C’est cette distance par rapport au réel qui transforme les hentai d’un simple contenu érotique en une véritable sous-culture dotée de codes, de langages et de communautés mondiales très engagées. Parmi toutes ses ramifications, une en particulier semble avoir conquis des millions d’utilisateurs de la Gen Z (surtout des femmes) au point de devenir un vrai phénomène culturel : les yaoi, ou Boys’ Love.

Le genre, qui met en scène des relations homoérotiques souvent dramatiques, toxiques ou traversées par des tensions amoureuses exacerbées, n’est pas nouveau, mais il a subi une métamorphose intéressante ces dernières années. En 2020, il était encore considéré comme un territoire tabou, presque un guilty pleasure à consommer en secret. En 2025, au contraire, le paysage a complètement changé. Grâce à la normalisation des esthétiques anime, à la croissance de TikTok et à l’explosion des fan-edits comme langage dominant de la Gen Z, le yaoi est soudain devenu une tendance acceptable, ou du moins moins clandestine.

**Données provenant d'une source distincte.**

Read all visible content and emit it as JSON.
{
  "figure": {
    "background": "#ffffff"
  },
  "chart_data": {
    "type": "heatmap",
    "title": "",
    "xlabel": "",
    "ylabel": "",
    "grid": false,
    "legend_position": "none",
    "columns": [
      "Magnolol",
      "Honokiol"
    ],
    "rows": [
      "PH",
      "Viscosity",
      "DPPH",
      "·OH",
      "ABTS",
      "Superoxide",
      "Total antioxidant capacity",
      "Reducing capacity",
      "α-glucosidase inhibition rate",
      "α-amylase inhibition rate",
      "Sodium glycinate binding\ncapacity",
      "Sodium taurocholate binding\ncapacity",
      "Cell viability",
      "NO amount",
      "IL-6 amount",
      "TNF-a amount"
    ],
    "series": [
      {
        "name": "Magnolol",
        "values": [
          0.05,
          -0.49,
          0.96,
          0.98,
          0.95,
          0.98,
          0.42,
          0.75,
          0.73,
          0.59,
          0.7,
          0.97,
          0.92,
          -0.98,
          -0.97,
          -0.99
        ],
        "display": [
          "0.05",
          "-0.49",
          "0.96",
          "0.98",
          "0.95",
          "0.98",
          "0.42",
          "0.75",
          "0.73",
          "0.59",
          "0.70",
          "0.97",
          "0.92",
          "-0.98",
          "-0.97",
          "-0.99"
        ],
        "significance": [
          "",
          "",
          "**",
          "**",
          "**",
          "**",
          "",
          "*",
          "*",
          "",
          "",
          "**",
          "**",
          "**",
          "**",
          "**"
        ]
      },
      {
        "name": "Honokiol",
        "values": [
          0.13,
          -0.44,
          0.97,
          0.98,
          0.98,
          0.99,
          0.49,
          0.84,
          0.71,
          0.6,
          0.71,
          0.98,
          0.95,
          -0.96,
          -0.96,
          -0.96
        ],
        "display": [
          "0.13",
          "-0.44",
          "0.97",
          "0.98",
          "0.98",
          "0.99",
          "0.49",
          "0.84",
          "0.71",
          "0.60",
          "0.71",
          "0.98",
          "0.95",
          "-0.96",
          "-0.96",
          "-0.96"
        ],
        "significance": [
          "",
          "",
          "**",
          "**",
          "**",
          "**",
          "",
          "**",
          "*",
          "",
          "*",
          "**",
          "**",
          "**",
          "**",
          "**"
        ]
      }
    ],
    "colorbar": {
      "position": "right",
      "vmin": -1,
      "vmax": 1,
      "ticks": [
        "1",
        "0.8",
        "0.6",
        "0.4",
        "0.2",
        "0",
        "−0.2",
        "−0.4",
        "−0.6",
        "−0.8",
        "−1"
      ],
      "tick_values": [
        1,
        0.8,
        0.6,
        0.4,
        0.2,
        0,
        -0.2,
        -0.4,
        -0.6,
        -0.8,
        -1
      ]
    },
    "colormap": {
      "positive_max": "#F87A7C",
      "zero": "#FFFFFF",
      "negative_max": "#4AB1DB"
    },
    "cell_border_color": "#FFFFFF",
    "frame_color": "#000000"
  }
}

Sur TikTok, des vidéos parodient les tropes classiques du genre (le bad boy yearner, l’ami d’enfance jaloux, le rival qui devient amant), tandis que sur X les fans discutent ouvertement de leurs ships et dynamiques préférées. Même les recherches Google constatent un pic d’intérêt en 2021, qui a ensuite plongé jusqu’en janvier de cette année.

Les hentai aggravent-ils les violences de genre ?

It's hard to enjoy Anime and Manga because how much rape culture and male gaze is normalised in the community.
byu/SharpRelationship474 inCharacterRant

Même si, dans leur déclinaison porno traditionnelle, les hentai fonctionnent différemment, les conséquences sur l’imaginaire sexuel finissent souvent par se ressembler. Comme le rapporte KQED, le hentai est depuis toujours critiqué pour la présence de scénarios violents, de dynamiques éthiquement discutables ou de fantasmes impossibles dans la réalité. La possibilité d’animer absolument n’importe quoi, entre situations surréalistes et éléments fantastiques qui prennent soudain vie, rend les frontières de la représentation quasiment infinies, ce qui soulève des questions allant bien au-delà de la simple provocation artistique.

Une étude de l’University of Porto a analysé la relation entre la consommation de hentai et l’adhésion aux rape myths, c’est-à-dire ces croyances culturelles qui minimisent ou normalisent la violence sexuelle. Sur un échantillon de 906 étudiants universitaires, les chercheurs ont identifié une corrélation positive entre la fréquence de consommation et l’acceptation de récits problématiques, en particulier dans les catégories « représentations stéréotypées du viol » et « invulnérabilité personnelle ».

L’industrie du porno 2.0

L’enjeu n’est pas de diaboliser les hentai en soi, mais de reconnaître la manière dont ils sont perçus par le jeune public. Beaucoup d’utilisateurs les considèrent comme un « cartoon porn », donc quelque chose de distant de la violence réelle, presque anodin, et c’est justement cette distance qui abaisse les défenses critiques de ceux qui regardent. À cela s’ajoute la représentation du corps féminin, souvent altéré et disproportionné dans les hentai, poussant l’esthétique bien au-delà de celle des mangas traditionnels, avec des silhouettes et des visages infantilisés qui jouent sur des dynamiques ambiguës et contestables.

C’est justement ce mélange d’hypersexualisation et d’infantilisation qui rend de nombreux contenus du genre plus problématiques que le porno traditionnel, surtout aux yeux de ceux qui construisent encore leur idée du corps, du désir et du consentement. Si aujourd’hui nous nous trouvons dans un contexte où l’accès à la pornographie est de plus en plus réglementé et où une partie de la Gen Z façonne son imaginaire sentimental et érotique à travers des fanfictions, des edits et des smut romantasy, les hentai risquent de s’intégrer comme référence culturelle sans que personne ne les traite comme telles.